Diario de Guerra del teniente Ian Talling (Entrada XXXII)
Veintinueve de Junio del Año de Nuestro Señor de 1809. En ruta hacia España
Veintinueve de Junio del Año de Nuestro Señor de 1809. En ruta hacia España
Este que acaba ha sido nuestro segundo día de marcha.
Resulta un espectáculo impresionante ver cómo veinte mil hombres se desplazan. Estoy seguro de que si fuera posible elevarse hacia el cielo solamente se vería desde allí una vasta masa de polvo que cubriría a hombres, caballos, armones y cañones, tren de bagaje y, en definitiva, todo cuanto se mueve bajo el tórrido sol de la Península.
Hace mucho calor aunque a decir de nuestros guías portugueses no es demasiado, aún. No me gusta el calor así que ese comentario me ha producido no poca inquietud y me ha hecho recordar las cartas de mi hermano Angus donde relataba la terrible experiencia de tener que combatir a temperaturas superiores a los 100 grados[1].
En estos dos días hemos recorrido unas veinticinco millas. No es una gran distancia pero dada la magnitud de nuestra fuerza está más que compensada. Resulta indescriptible ver cómo los regimientos marchan uno tras otro. La caballería, lógicamente, va en vanguardia mientras que la marcha la cierran el tren de artillería y el de bagajes. Y es la gloriosa infantería de casaca roja la que ocupa la mayor parte de la carretera.
Los estandartes van alojados en sus fundas de hule aunque el general Wellesley ha ordenado que se desplieguen cuando nos hallemos cerca de alguna localidad o si nos aproximamos a alguna concentración de paisanos portugueses que sale a nuestro paso con la intención de vitorearnos o, y no faltarán de estos estoy convencido, de ver cómo marchamos hacia la derrota.
Asimismo las bandas lanzan al aire los sones de nuestras canciones de marcha, más para impresionar y enardecer a nuestros aliados portugueses que para estimular el brío de la tropa. Muchas veces hoy se han oído Garryowen, The British Grenadiers y Highland Laddie , amén de otras muchas, arrancando aplausos y vivas de los portugueses que se arremolinan a nuestro paso, las más de las veces para escamotear comida del tren de bagajes o mendigar algo de las magras raciones de los soldados.
Debo confesar que la marcha me está resultando agotadora, y ello a pesar de que la hago a lomos de Arrow. Las posaderas me duelen terriblemente, tanto que hecho algunas millas a pie.
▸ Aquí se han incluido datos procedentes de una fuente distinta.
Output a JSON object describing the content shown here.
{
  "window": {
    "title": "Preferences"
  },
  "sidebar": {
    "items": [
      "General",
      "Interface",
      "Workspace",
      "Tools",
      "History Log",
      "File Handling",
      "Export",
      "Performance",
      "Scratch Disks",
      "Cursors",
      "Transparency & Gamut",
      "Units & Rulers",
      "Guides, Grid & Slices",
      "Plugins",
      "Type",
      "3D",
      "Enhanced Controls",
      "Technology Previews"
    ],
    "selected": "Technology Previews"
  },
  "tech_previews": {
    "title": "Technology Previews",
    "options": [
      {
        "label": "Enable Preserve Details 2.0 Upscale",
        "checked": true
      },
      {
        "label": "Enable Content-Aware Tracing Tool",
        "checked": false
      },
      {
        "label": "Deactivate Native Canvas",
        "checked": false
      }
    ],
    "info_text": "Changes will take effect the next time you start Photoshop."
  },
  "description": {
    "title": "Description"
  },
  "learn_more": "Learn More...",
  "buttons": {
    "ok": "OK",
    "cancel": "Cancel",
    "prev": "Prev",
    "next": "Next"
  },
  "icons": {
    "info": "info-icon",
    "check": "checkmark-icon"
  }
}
He podido constatar que al soldado corriente le desagradan ciertas actitudes en los oficiales y, al parecer, una de ellas es ver a uno de nosotros caminando como ellos. Tal ha sido la confidencia que me ha hecho el sargento Redding, que ha marchado un trecho a mi lado.
Ya ayer hube dormir boca abajo y hoy habrá de ser lo mismo. Por más que me he procurado un cojín, que amortigüe siquiera someramente la dureza de la silla, estoy convencido de habrán de pasar varios días hasta que me habitúe. Aún así debo considerarme dichoso pues nada de mis padecimientos puede compararse con los del soldado común. He podido contemplar con mis propios ojos pies cubiertos de ampollas o desgarrados y ello solamente tras dos días de marcha. Dicen los veteranos que lo peor son las primeras mil millas y que después ya es pura rutina. Cuesta creerlo pero al ver a los que llevan años bajo las banderas no puedo menos que darle todo el crédito que merece.
Todas las noches procuro dedicar unos momentos a Don Quijote y, viendo hacia donde nos dirigimos y contra qué vamos a enfrentarnos, no sabría decir si el loco era él o lo somos nosotros.